While CO-SQL03 was rebuilding, I started to notice some weirdness…yes, weirdness (that’s a technical term, right?) with the server I rebuilt the day before - NY-SQL03. As a quick reminder, this server was currently the only node in the new 2016 cluster. It had about 375 databases which were in 4 availability groups, and 4 distributed availability groups - the distributed AGs were being used to keep the data in sync between the old 2012 cluster and the new cluster. The breakdown of number of databases per AG was:
AG-NYOnly
- 6 databases syncing via distributed AG -NYOnly_TAG
AG-Misc
- 10 databases syncing via distributed AG -Misc_TAG
AG-Chat
- 3 databases syncing via distributed AG -Chat_TAG
AG-SENetwork
- 354 databases syncing via distributed AG -SENetwork_TAG
Now, that you’ve had a reminder of what we had on the server, let me explain what I meant by “weirdness”. One of the primary ways we monitor our servers is through Opserver. After hours of what appeared to be databases syncing without any issues I started to notice that we were hitting blocking when trying to get the status of the availability groups and databases when querying the DMVs as Opserver does. And not just a little bit of blocking. This was significant blocking on everything. We couldn’t get any details in SSMS on the databases or availability groups. If you attempted to open any details in SSMS (AGs, databases), it would lock your session and you’d have to kill it in Task Manager.
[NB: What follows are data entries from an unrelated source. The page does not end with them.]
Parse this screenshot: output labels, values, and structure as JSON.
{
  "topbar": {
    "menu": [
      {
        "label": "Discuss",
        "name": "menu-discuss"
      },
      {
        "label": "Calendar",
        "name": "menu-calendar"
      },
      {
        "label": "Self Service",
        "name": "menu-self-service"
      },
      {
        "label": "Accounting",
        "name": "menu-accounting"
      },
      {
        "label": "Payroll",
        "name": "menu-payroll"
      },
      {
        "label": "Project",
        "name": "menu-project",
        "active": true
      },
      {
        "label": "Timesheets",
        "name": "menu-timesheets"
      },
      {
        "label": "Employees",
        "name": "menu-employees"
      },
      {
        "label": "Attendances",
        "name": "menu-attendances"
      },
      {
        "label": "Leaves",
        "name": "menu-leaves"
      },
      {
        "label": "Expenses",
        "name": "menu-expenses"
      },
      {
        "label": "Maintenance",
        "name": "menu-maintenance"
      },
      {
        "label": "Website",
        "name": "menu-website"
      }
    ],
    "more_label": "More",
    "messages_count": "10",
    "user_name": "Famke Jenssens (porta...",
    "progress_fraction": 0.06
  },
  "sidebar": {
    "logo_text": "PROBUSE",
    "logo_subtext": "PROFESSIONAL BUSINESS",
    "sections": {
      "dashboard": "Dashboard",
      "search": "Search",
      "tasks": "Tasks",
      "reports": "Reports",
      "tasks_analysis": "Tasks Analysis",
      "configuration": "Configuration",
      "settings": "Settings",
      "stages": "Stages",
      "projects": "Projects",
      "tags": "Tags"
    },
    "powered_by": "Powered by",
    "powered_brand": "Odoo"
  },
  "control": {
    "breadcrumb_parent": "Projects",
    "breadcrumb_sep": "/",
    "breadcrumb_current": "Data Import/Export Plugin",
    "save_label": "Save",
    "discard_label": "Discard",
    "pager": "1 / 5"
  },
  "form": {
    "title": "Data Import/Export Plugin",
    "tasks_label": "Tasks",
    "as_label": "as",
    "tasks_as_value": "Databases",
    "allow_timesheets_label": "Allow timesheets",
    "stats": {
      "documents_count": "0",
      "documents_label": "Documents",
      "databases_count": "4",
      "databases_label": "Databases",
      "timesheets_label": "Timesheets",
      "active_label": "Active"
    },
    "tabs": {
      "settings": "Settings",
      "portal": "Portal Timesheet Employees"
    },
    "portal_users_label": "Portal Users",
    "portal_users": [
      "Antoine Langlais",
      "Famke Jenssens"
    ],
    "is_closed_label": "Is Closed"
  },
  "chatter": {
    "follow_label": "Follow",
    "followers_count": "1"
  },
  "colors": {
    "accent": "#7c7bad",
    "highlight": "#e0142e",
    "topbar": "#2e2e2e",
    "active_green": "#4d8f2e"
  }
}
Everything we tried to get the state of the AGs was locking up, even directly querying the DMVs in SSMS. We were seeing tons of HADR_AG_MUTEX waits:
In addition to the locking, we noticed a lot of inconsistencies in what was being returned via the queries. One minute it looked like the availability groups were fine, the next it was in a not-synchronizing state. We realized that we couldn’t trust the state of the AGs on the server. After hours of looking at this and trying to debug, I decided to drop our temporary distributed AGs, the TAGs, to see if rebuilding them would work because nothing else was working at this point.
I started recreating some of the TAGs to see if things would sync, as I created each one, they would start to sync, but we were still hitting significant waits and locking.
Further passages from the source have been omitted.